Saturday, October 17, 2015

The X-Files - S5:E9 "Schizogeny"

[ S5:E8 "Kitsunegari" <<< Season 5 >>> S5:E10 "Chinga" ]

Now this is what I like to see - a good, old-fashioned freak-of-the-week episode. It's funny how much things have changed - going back to the first season, these were the kinds of episodes I considered as filler between the more interesting (mainly mythology) episodes. Of course, having an episode to watch and review every day (for the past four months and counting), factors into my state of mind every time I sit down to watch an episode. There are more mythology episodes now than there were in the first season, but even the non-mythology episodes are branching out and experimenting a lot, and interpreting and analyzing them requires a certain touch. A straightforward episode like this one is comfort food - easy like Sunday morning. Ah, the days when I could be satisfied with reviewing an episode in two sentences or less... Let's see how succinctly I can sum this one up:

Abusive parents start turning up dead under mysterious circumstances, making their kids look responsible, but could an orchard of killer trees be involved? Chad Lindberg plays the angsty teen bit with aplomb, drawing parallels to season 3's D.P.O. Katharine Isabelle is cute as his soft-spoken friend, and Sarah-Jane Redmond plays their morally ambiguous therapist. Like Teliko (and Kaddish, and probably plenty of others), this is another episode where a disadvantaged class (or sub-population)'s revenge raises difficult questions as to whether or when crimes might be justified (although, thankfully, this largely remains as subtext in this episode). It's also another good example of the rest of the investigators (which I'm sorry to say includes Scully) following the obvious clues while Mulder puts the more subtle pieces together to figure out what's really going on. This is a solid episode that doesn't overextend its reach, but frankly, I think I like it for that. I guess, five years into the series, it takes outside writers to capture the atmosphere and simple formula that defined this series in its formative days.

Memorable quotes:

Karin Matthews: There are all sorts of crimes, not just the ones you might find reason to investigate.

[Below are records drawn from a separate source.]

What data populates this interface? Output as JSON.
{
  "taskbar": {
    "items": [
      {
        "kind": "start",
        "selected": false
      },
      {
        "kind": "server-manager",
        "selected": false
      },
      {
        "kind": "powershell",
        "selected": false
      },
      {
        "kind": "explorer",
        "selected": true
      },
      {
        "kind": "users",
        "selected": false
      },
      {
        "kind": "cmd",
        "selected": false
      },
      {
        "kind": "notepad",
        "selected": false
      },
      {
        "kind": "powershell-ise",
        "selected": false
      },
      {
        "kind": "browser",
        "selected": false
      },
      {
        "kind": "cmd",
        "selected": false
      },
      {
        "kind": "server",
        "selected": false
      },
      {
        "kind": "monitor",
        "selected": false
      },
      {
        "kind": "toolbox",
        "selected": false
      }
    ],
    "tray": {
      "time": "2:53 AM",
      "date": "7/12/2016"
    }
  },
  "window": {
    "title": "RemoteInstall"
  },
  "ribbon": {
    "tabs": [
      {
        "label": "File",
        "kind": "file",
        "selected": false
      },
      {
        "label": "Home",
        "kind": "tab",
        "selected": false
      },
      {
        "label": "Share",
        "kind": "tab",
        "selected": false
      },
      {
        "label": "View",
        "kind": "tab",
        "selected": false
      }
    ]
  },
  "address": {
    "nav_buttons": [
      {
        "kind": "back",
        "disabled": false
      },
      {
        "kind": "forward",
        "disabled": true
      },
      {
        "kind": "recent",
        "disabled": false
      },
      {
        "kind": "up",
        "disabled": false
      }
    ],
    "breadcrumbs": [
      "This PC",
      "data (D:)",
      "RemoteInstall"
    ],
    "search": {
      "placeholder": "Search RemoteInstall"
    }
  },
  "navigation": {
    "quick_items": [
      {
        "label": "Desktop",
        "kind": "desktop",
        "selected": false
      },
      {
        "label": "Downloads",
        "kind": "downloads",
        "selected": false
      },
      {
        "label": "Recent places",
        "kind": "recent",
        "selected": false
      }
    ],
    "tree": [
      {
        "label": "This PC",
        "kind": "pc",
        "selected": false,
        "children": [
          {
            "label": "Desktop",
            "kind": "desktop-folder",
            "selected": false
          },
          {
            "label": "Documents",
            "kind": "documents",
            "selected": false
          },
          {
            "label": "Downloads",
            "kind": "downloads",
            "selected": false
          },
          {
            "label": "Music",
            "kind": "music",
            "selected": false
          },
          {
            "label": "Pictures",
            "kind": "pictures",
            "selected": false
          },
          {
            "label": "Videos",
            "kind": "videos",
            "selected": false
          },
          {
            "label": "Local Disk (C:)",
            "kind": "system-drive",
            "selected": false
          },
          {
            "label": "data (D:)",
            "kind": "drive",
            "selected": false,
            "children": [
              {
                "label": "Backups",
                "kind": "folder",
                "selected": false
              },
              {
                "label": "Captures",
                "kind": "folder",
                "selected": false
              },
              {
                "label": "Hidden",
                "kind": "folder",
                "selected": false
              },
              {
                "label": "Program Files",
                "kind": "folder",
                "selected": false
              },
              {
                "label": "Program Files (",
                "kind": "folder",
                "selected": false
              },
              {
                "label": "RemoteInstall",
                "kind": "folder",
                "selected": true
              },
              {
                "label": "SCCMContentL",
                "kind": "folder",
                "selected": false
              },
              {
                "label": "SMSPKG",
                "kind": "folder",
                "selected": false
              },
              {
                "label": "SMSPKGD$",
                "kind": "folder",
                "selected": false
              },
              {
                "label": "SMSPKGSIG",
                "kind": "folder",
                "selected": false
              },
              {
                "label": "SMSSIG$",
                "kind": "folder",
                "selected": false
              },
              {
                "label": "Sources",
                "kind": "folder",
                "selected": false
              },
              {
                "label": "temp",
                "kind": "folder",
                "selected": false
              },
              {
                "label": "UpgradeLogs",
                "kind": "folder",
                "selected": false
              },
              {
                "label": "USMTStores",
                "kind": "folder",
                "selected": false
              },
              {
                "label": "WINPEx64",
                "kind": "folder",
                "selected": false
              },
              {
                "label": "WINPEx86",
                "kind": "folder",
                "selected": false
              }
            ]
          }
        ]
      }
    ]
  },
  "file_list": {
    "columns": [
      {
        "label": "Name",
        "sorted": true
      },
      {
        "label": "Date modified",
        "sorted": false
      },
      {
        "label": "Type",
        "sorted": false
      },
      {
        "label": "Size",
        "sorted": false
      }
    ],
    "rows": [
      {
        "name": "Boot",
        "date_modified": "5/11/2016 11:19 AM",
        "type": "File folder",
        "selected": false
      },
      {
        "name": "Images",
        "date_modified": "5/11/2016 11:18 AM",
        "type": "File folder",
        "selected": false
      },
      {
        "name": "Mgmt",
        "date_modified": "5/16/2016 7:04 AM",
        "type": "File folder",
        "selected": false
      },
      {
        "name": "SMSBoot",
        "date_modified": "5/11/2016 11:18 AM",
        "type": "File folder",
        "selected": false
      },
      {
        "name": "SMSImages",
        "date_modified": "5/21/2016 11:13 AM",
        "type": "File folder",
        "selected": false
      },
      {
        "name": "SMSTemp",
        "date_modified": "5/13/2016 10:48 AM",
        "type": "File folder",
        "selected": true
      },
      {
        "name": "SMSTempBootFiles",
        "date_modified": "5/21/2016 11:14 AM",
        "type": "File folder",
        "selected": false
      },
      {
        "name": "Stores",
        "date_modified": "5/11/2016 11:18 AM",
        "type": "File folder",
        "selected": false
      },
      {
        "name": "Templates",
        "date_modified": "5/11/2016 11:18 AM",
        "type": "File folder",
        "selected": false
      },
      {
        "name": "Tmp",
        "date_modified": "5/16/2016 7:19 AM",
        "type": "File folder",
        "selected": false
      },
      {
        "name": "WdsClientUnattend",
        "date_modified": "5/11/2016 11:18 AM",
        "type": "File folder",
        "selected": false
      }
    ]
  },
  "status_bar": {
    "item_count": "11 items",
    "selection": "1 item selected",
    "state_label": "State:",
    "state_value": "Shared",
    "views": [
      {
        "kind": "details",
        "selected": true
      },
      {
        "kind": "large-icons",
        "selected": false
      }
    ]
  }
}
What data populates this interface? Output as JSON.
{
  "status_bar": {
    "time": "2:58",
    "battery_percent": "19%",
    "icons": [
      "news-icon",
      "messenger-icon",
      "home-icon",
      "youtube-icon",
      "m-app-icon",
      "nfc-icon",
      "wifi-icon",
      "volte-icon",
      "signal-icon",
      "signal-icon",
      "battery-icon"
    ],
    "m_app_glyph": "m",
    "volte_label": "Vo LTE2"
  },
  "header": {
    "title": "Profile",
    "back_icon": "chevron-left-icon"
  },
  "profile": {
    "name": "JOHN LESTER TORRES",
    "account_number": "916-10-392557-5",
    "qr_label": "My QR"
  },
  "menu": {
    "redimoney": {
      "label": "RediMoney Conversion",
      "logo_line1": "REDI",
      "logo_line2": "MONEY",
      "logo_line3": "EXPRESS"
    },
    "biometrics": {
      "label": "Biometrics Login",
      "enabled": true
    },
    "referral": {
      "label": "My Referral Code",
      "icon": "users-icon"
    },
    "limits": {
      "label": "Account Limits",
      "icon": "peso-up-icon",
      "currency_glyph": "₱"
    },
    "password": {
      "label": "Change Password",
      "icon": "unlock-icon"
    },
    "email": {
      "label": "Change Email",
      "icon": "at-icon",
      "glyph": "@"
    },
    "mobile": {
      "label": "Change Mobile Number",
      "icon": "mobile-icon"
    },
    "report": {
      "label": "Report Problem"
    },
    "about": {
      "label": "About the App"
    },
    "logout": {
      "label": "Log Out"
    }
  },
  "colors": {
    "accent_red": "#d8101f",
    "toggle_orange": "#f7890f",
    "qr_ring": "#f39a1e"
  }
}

Karin Matthews: My approach is with the victims solely, to allow them to empower themselves.
Mulder: In what ways?
Karin Matthews: By breaking the cycle of abuse. By owning it, by confronting it, and by standing up against it.
Mulder: Seems to be working.

Mulder: Hey, Scully, is this demonstration of boyish agility turning you on at all?

Mulder: I don't think this was an act of grave robbing, Scully.
Scully: No, that's what we were doing.

Scully: These were abused children.
Mulder: Who couldn't defend themselves.
Scully: What, so nature did it for them?

Mulder: Rage unconfronted takes its own path.